For this last ePistle in Black History Month, I want to turn our attention to the future. As a predominantly white church within a relatively liberal subculture of the country, it can be difficult to discern what it looks like to live out a Christian calling of radical love that demands full dignity and equal sociopolitical standing for our BIPOC members and neighbors. As we as a church continue to discern humbly and in earnest what this looks like moving forward, I want to warn us of a common trap for those inclined toward social progress, the trap of moderation.
Dr. King wrote in his striking Letter from Birmingham Jail, “I have almost reached the regrettable conclusion that the Negro’s great stumbling block in his stride toward freedom is not the White Citizen’s Counciler or the Ku Klux Klanner, but the white moderate, who is more devoted to ‘order’ than to justice; who prefers a negative peace which is the absence of tension to a positive peace which is the presence of justice; who constantly says: ‘I agree with you in the goal you seek, but I cannot agree with your methods of direct action.’” This quote has never left me, because it strikes to the heart of why police violence, economic injustice, healthcare disparity, and so much more plagues the Black community in America. This is also why Wesley Rowell is the first senior staff of Trinity’s history who isn’t white. Transformative change can only come if we’re willing to let the status quo be unsettled.
True justice work is terrifying but liberating. I believe that if we embark on this journey together, it will sharpen our Christian witness and draw us deeper in faith and love, together as the diverse family of God.
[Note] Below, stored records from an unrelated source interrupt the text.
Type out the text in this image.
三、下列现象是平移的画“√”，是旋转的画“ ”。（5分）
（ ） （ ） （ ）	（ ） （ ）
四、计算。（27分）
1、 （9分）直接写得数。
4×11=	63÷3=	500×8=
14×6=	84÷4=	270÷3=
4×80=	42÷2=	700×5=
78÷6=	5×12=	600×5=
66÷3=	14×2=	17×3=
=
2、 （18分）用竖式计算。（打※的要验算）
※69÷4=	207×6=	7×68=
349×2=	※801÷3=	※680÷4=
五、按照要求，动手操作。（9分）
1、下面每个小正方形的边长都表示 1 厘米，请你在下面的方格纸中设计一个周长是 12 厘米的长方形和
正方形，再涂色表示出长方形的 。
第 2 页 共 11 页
I have some thoughts of what this could look like for Trinity, but it’s ultimately not my voice that matters in this conversation. Actually, the voices we need to listen to may not even feel there is space for their voices to be heard here. Perhaps this is where we must begin to lay the groundwork for transformative love, proactively seeking one challenging conversations with humility and curiosity where we remain open to being unsettled. May our love abound and change us, that one day we might truly be one. In the words of the great James Baldwin, “Love does not begin and end the way we seem to think it does. Love is a battle, love is a war; love is a growing up.”